Ultimately, this successful player development has been the golden key for Stanford football. Today, yet another round is underway.
Summer Training: The Most Malleable Stage
"When Turley sees who comes in, and he sees someone who looks like they've been working out a lot, he really wants to break them down," Knapp said. " He wants to get them on his workout plan."
That's where Stanford football is right now. The 2013 summer training session, commonly known to players as the least pleasant phase of the year, started Monday. Reinforcements have arrived: Stanford freshmen are now college football players for the first time, and the opportunity is ripe to transform them into gridiron warriors of the Cardinal mold. Etiz vividly remembers how essential these early days are in the context of Turley's larger goals.
"It's all business. He's going to tell the team, 'We're going to settle for nothing less than perfection,'" he explained. "Because in our first days with [Turley], that's when we were at our most vulnerable. That's when we were at our most malleable stage, when we could be formed into players who wouldn't be complacent, and would always be at our best."
One of the vital assets Stanford coaches will instill into the team during this summer training phase is self-dependency, a virtue players credit for the Cardinal's recent success in close games (and something they hail as the determining factor in the Farm Boys' 56-48 triple overtime victory at USC in 2011).
"The coaches can only do so much," Etiz said of the program's philosophy. "The team has to win the game."
A rigorous team tug-of-war is one of the activities designed to instill this self-dependency. Players say that coaches deliberately take a back seat during this muscle-searing work. They passively watch as players learn to motivate each other throughout exhaustion and the seemingly impossible challenge of wrestling a gigantic rope away from a group of burly teammates.
"The coaches lay back, and your teammates hold you accountable the whole time," Kynes said. "We were down there grinding, and Turley was just watching. It was just us. At the end of the day, we have to make it happen and keep each other accountable."
Avoiding Entitlement: No Compromises
Over this summer, Turley is also expected to leave several "Performance News" pamphlets in players' lockers, each of which focuses on a different theme.
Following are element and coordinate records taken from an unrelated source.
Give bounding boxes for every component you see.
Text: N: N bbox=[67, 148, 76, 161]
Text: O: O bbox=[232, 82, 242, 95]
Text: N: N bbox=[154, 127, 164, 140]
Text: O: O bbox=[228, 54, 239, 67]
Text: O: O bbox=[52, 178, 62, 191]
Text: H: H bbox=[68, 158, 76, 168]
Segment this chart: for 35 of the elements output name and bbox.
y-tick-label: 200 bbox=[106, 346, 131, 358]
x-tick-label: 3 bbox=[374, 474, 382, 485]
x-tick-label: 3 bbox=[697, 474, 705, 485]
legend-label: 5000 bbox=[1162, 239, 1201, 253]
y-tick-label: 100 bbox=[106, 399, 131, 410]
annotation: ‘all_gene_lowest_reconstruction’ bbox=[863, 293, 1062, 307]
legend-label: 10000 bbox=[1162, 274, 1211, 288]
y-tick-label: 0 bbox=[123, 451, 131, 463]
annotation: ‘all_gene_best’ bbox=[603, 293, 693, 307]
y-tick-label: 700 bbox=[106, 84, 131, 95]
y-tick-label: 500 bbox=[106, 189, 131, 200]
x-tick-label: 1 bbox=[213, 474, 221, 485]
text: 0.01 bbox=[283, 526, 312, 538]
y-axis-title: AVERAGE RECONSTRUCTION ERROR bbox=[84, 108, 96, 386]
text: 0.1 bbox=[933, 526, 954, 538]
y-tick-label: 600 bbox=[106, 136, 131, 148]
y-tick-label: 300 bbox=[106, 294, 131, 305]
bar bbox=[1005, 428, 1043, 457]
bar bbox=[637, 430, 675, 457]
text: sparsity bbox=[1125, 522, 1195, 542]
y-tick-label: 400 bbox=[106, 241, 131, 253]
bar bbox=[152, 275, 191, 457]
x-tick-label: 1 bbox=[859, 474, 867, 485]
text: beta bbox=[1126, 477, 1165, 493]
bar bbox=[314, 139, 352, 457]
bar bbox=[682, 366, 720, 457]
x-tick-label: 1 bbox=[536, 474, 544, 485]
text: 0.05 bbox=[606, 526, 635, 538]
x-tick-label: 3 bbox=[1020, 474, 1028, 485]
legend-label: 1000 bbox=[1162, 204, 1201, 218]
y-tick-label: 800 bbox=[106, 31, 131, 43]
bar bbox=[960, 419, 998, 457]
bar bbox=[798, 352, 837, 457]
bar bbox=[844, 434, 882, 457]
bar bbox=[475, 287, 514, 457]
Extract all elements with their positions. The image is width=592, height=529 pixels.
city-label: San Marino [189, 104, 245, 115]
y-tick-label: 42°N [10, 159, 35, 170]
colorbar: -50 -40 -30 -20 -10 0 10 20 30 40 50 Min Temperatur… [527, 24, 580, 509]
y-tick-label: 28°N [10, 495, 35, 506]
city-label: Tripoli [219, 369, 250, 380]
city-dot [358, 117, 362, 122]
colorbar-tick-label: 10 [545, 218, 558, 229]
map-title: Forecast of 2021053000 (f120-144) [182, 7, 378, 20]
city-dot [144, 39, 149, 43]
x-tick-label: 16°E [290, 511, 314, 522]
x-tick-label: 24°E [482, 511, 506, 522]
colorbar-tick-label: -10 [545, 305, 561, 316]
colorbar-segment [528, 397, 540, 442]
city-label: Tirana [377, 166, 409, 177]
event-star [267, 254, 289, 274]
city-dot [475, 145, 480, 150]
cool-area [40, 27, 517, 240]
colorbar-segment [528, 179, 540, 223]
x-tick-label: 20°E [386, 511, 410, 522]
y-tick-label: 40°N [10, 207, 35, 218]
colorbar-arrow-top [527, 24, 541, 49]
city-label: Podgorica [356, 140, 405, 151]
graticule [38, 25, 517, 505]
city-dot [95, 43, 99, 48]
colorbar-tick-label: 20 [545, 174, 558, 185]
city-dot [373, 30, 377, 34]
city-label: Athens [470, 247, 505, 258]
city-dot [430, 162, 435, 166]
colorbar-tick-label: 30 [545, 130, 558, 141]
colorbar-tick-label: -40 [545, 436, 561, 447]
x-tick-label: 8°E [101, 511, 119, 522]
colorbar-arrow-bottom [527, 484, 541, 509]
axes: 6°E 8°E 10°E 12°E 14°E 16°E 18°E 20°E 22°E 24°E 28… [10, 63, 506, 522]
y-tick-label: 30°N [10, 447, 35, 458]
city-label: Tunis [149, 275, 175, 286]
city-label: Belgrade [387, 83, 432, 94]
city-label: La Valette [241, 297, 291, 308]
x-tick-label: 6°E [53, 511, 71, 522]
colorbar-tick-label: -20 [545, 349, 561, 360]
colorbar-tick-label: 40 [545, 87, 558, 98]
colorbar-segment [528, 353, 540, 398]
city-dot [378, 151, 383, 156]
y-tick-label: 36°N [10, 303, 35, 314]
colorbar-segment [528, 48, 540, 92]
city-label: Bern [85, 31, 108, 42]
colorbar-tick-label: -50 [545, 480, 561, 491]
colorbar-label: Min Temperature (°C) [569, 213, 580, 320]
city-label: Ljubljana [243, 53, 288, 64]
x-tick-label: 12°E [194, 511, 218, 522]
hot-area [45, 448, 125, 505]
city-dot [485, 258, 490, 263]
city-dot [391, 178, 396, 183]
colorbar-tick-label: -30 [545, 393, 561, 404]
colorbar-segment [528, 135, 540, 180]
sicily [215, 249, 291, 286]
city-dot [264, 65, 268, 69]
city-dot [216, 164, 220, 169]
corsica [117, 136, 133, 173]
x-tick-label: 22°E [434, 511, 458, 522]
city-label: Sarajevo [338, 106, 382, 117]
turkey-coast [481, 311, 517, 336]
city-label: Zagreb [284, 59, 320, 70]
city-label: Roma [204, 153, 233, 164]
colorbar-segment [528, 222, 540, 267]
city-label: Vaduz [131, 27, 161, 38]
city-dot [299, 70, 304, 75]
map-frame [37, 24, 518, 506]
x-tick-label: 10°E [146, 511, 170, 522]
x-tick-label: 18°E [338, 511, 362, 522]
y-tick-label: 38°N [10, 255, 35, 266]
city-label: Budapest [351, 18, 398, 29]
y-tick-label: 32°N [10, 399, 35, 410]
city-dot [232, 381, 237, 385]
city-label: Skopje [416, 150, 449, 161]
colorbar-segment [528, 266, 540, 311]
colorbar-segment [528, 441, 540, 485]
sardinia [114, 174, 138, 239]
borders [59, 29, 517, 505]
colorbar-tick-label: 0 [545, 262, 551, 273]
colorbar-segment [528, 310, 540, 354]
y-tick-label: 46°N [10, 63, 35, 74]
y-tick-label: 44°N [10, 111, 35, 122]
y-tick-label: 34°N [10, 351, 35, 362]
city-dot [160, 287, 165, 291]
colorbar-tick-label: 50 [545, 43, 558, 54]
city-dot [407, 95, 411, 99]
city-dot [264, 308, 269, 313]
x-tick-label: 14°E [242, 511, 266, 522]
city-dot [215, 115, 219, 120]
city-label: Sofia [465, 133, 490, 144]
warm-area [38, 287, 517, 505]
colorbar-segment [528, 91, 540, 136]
Finishing, Teamwork, and Accountability are among themes of past pamphlets, each of which feature a story and a lesson Stanford football players are expected to translate into their practice mindset.
Quizzes accompany this process, one populated with Vince Lombardi quotes and a constant reminder of exactly how far away opening day is.
"It sets a mentality," Knapp said. "It sets an atmosphere."
Judging by past years, this maniacal attention to detail that is being re-ingrained (and, in the freshmen's case, introduced for the first time) into Stanford football's psyche should translate onto the field during a pressure-packed 2013 campaign, one filled with BCS title aspirations on The Farm.
"We don't make compromises," Turley is expected to say, and he's expected to say it often.
Those words will be heard during exhausting spring conditioning "gasser" sprint sets laden with small rules designed to sharpen Stanford football's mental approach: On the second and fourth reps, for example, Stanford players will only be able to cross the finish line with their left foot.
"Everyone has to do it exactly the same way, or else we have to start over," Kynes said. "Something really small, he won't let us get away with that. There's an incredible attention to mental detail, to consistency. If there's anybody I would trust to prevent Stanford football players from developing a sense of entitlement, Turley is going to be that guy."